Parsing JSON in scripts:

# Using jq
OPEN_COUNT=$(issuedb-cli --json summary | jq '.by_status.open.count')

# Using Python
python -c "
import json, subprocess
result = subprocess.run(['issuedb-cli', '--json', 'list'], capture_output=True, text=True)
issues = json.loads(result.stdout)
print(f'Found {len(issues)} issues')
"

Agent Command Patterns

Common patterns for LLM agents:

Creating Issues

# Basic creation
issuedb-cli create -t "Fix bug in login" --priority high

# With description
issuedb-cli create -t "Add dark mode" -d "Users want a dark theme option" --priority medium

Querying Issues

# Get next issue to work on
issuedb-cli --json get-next

# Get the last issue fetched (useful for context continuity)
issuedb-cli --json get-last

# Get last 5 fetched issues
issuedb-cli --json get-last -n 5

# Search for specific issues
issuedb-cli --json search -k "authentication"

# Get summary
issuedb-cli --json summary

Updating Issues

# Update status
issuedb-cli update 1 -s in-progress

# Close with comment
issuedb-cli update 1 -s closed && issuedb-cli comment 1 -t "Fixed in PR #123"

Bulk Operations

# Bulk create from JSON
echo '[{"title": "Issue 1"}, {"title": "Issue 2"}]' | issuedb-cli --json bulk-create

# Bulk close
echo '[1, 2, 3]' | issuedb-cli --json bulk-close

Example: Claude Code Integration

When using IssueDB with Claude Code or similar assistants:

System prompt addition:

You can manage project issues using the issuedb-cli tool.

Key commands:
- issuedb-cli create -t "TITLE" [--priority PRIORITY]
- issuedb-cli list [--status STATUS]
- issuedb-cli update ID -s STATUS
- issuedb-cli comment ID -t "COMMENT"
- issuedb-cli --json COMMAND (for machine-readable output)

Always use --json for output you need to parse.
Priorities: low, medium, high, critical
Statuses: open, in-progress, closed

Example interaction:

User: Create an issue for the login bug we discussed

Agent: I'll create a high-priority issue for the login bug.
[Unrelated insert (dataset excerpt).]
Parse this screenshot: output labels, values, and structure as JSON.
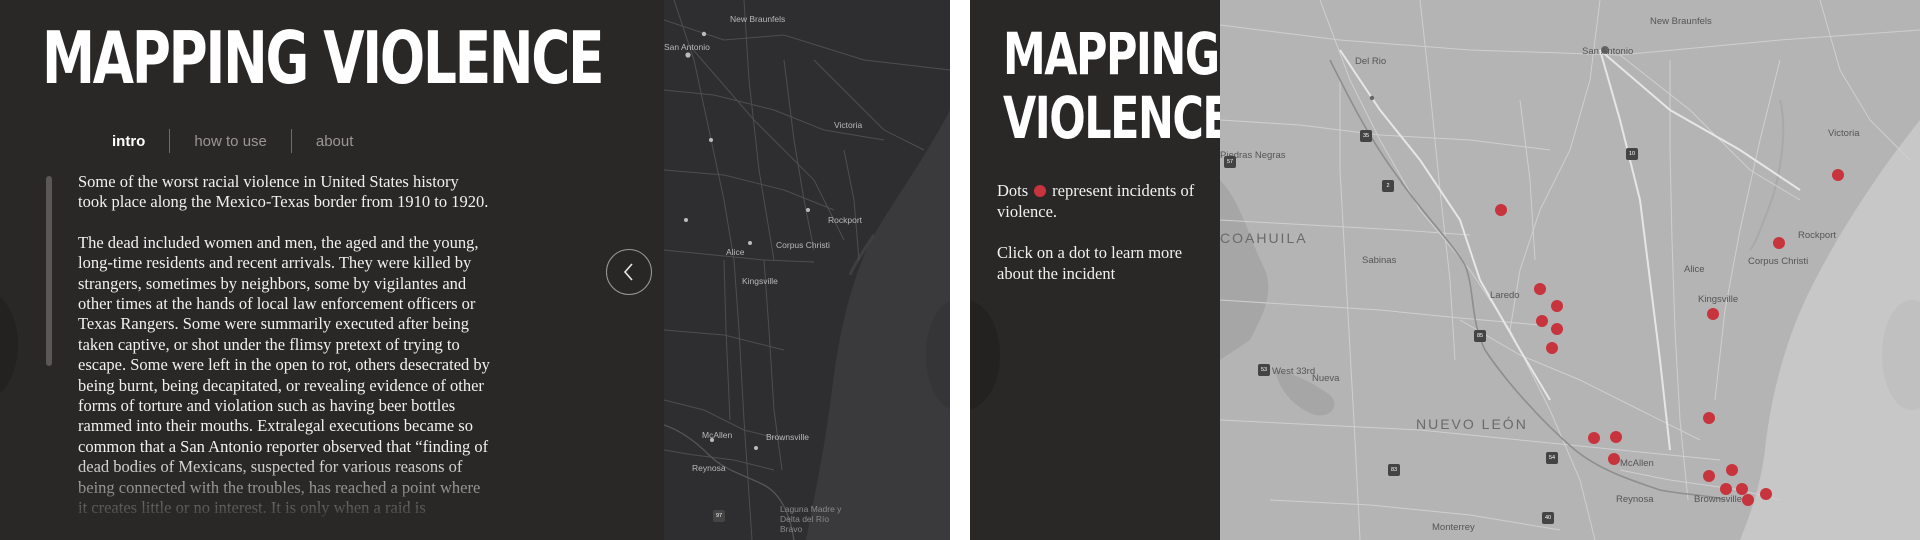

$ issuedb-cli --json create -t "Fix login bug with special characters" \
    -d "Users cannot log in when password contains special characters" \
    --priority high

Example: GitHub Actions

Using IssueDB in CI/CD:

name: Issue Management

on:
  workflow_dispatch:
    inputs:
      action:
        description: 'Action to perform'
        required: true
        type: choice
        options:
          - create
          - close-completed

jobs:
  manage-issues:
    runs-on: ubuntu-latest
    steps:
      - uses: actions/checkout@v4

      - name: Set up Python
        uses: actions/setup-python@v4
        with:
          python-version: '3.11'

      - name: Install IssueDB
        run: pip install issuedb

      - name: Create Issue
        if: github.event.inputs.action == 'create'
        run: |
          issuedb-cli create -t "Automated issue from CI" \
            -d "Created by GitHub Actions" \
            --priority medium

      - name: Close Completed Issues
        if: github.event.inputs.action == 'close-completed'
        run: |
          issuedb-cli bulk-update --filter-status in-progress -s closed

Example: Python Script Integration

Using IssueDB from Python:

import json
import subprocess
from typing import List, Dict, Any

def run_issuedb(args: List[str]) -> Dict[str, Any]:
    """Run issuedb-cli command and return JSON result."""
    result = subprocess.run(
        ['issuedb-cli', '--json'] + args,
        capture_output=True,
        text=True,
        check=True
    )
    return json.loads(result.stdout)

def create_issue(title: str, priority: str = 'medium', description: str = None) -> Dict:
    """Create a new issue."""
    args = ['create', '-t', title, '--priority', priority]
    if description:
        args.extend(['-d', description])
    return run_issuedb(args)

def get_open_issues() -> List[Dict]:
    """Get all open issues."""
    return run_issuedb(['list', '-s', 'open'])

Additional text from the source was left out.